Charting Metric Data
In this scenario, you have a service that periodically writes metrics to its logs. This could be tools such as DropWizard or Micrometer or a system monitoring tool like MetricBeat.
Sample input data. Here is example JSON input data for this scenario:
{ "type": "metrics", "id": "1", "ts": "2018-11-01T00:10:11.001", "disk0": 11.21, "disk1": 21.14, "disk2": 12.01 }
{ "type": "metrics", "id": "2", "ts": "2018-11-01T00:10:13.106", "disk0": 11.21, "disk1": 21.14, "disk2": 12.01 }
{ "type": "metrics", "id": "3", "ts": "2018-11-01T00:10:18.771", "disk0": 10.57, "disk1": 20.41, "disk2": 11.91 }
{ "type": "metrics", "id": "4", "ts": "2018-11-01T00:10:18.772", "disk0": 9.15, "disk1": 19.12, "disk2": 10.07 }
where disk0-2
represents some
metrics that you would like to create a time chart for.
Query. To create this time chart, use the following query:
type = metrics
| timeChart(function=[max(disk0, as="Disk 0"), max(disk1, as="Disk 1"), max(disk2, as="Disk 2")])

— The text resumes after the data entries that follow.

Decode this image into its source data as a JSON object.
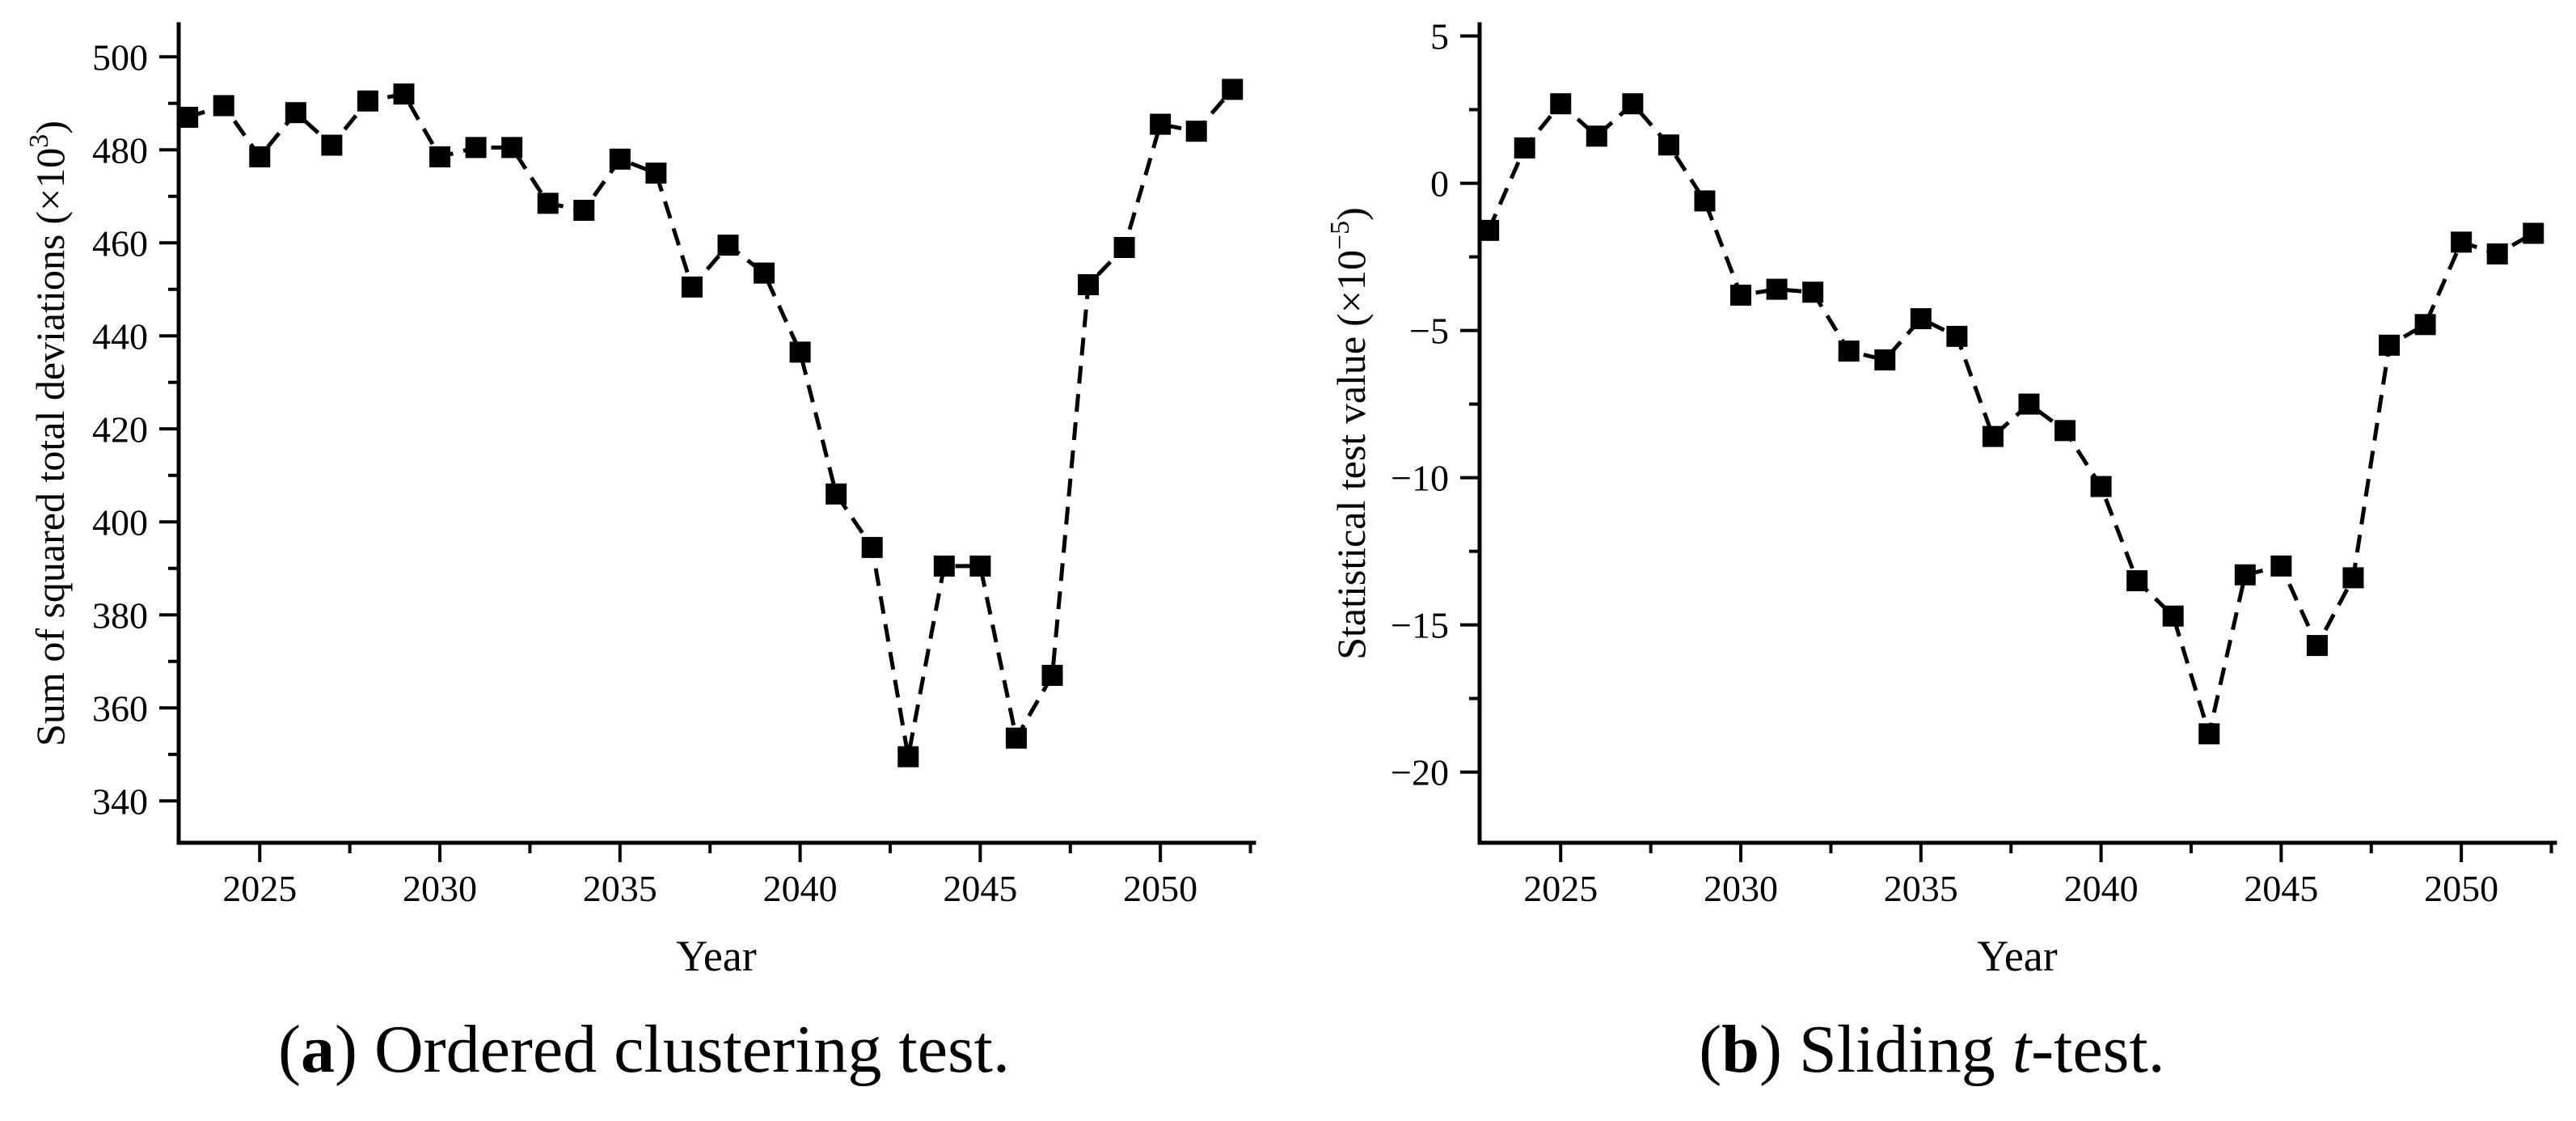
{
  "figure": {
    "description": "Two-panel statistical test figure",
    "accent_color": "#000000",
    "background_color": "#ffffff"
  },
  "captions": [
    {
      "open": "(",
      "label": "a",
      "close": ") ",
      "pre_italic": "Ordered clustering test.",
      "italic": "",
      "post_italic": ""
    },
    {
      "open": "(",
      "label": "b",
      "close": ") ",
      "pre_italic": "Sliding ",
      "italic": "t",
      "post_italic": "-test."
    }
  ],
  "chart_data": [
    {
      "type": "line",
      "panel": "a",
      "title": "",
      "xlabel": "Year",
      "ylabel": "Sum of squared total deviations (×10³)",
      "ylabel_base": "Sum of squared total deviations",
      "ylabel_unit_open": "(×10",
      "ylabel_exponent": "3",
      "ylabel_unit_close": ")",
      "legend": "none",
      "grid": false,
      "marker": "filled-square",
      "line_style": "dashed",
      "color": "#000000",
      "x": [
        2023,
        2024,
        2025,
        2026,
        2027,
        2028,
        2029,
        2030,
        2031,
        2032,
        2033,
        2034,
        2035,
        2036,
        2037,
        2038,
        2039,
        2040,
        2041,
        2042,
        2043,
        2044,
        2045,
        2046,
        2047,
        2048,
        2049,
        2050,
        2051,
        2052
      ],
      "values": [
        487,
        489.5,
        478.5,
        488,
        481,
        490.5,
        492,
        478.5,
        480.5,
        480.5,
        468.5,
        467,
        478,
        475,
        450.5,
        459.5,
        453.5,
        436.5,
        406,
        394.5,
        349.5,
        390.5,
        390.5,
        353.5,
        367,
        451,
        459,
        485.5,
        484,
        493
      ],
      "xlim": [
        2022.75,
        2052.6
      ],
      "ylim": [
        331,
        507
      ],
      "xticks": [
        2025,
        2030,
        2035,
        2040,
        2045,
        2050
      ],
      "yticks": [
        340,
        360,
        380,
        400,
        420,
        440,
        460,
        480,
        500
      ],
      "xtick_minor_step": 2.5,
      "ytick_minor_step": 10
    },
    {
      "type": "line",
      "panel": "b",
      "title": "",
      "xlabel": "Year",
      "ylabel": "Statistical test value (×10⁻⁵)",
      "ylabel_base": "Statistical test value",
      "ylabel_unit_open": "(×10",
      "ylabel_exponent": "−5",
      "ylabel_unit_close": ")",
      "legend": "none",
      "grid": false,
      "marker": "filled-square",
      "line_style": "dashed",
      "color": "#000000",
      "x": [
        2023,
        2024,
        2025,
        2026,
        2027,
        2028,
        2029,
        2030,
        2031,
        2032,
        2033,
        2034,
        2035,
        2036,
        2037,
        2038,
        2039,
        2040,
        2041,
        2042,
        2043,
        2044,
        2045,
        2046,
        2047,
        2048,
        2049,
        2050,
        2051,
        2052
      ],
      "values": [
        -1.6,
        1.2,
        2.7,
        1.6,
        2.7,
        1.3,
        -0.6,
        -3.8,
        -3.6,
        -3.7,
        -5.7,
        -6.0,
        -4.6,
        -5.2,
        -8.6,
        -7.5,
        -8.4,
        -10.3,
        -13.5,
        -14.7,
        -18.7,
        -13.3,
        -13.0,
        -15.7,
        -13.4,
        -5.5,
        -4.8,
        -2.0,
        -2.4,
        -1.7
      ],
      "xlim": [
        2022.75,
        2052.6
      ],
      "ylim": [
        -22.4,
        5.4
      ],
      "xticks": [
        2025,
        2030,
        2035,
        2040,
        2045,
        2050
      ],
      "yticks": [
        -20,
        -15,
        -10,
        -5,
        0,
        5
      ],
      "xtick_minor_step": 2.5,
      "ytick_minor_step": 2.5
    }
  ]
}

Notice that we provide several aggregate functions to the
function
parameter. This is
because we want to work on several fields on each input event. In this
example it creates three series in the resulting time chart —
one for each metric. We used the max()
function
on each field. This means that when the
timechart function buckets the
data it uses the larger number within the bucket to represent the
value of the series in the bucket. In other words, imagine that event
id=3
and
id=4
in JSON events above end up
in the same bucket (which is not an unreasonable assumption since
their timestamps are only 1 ms apart).
If we use max()
we will get the largest value of
the field, max(disk0) of
id=3
and
id=4
would be
10.57
even though
id=4
occurs later in the stream.
Alternatively, we could have used avg()
to get
the average of the two values of
disk0
, in this case
9.86
. Which aggregate function
to use depends on what you want to visualize.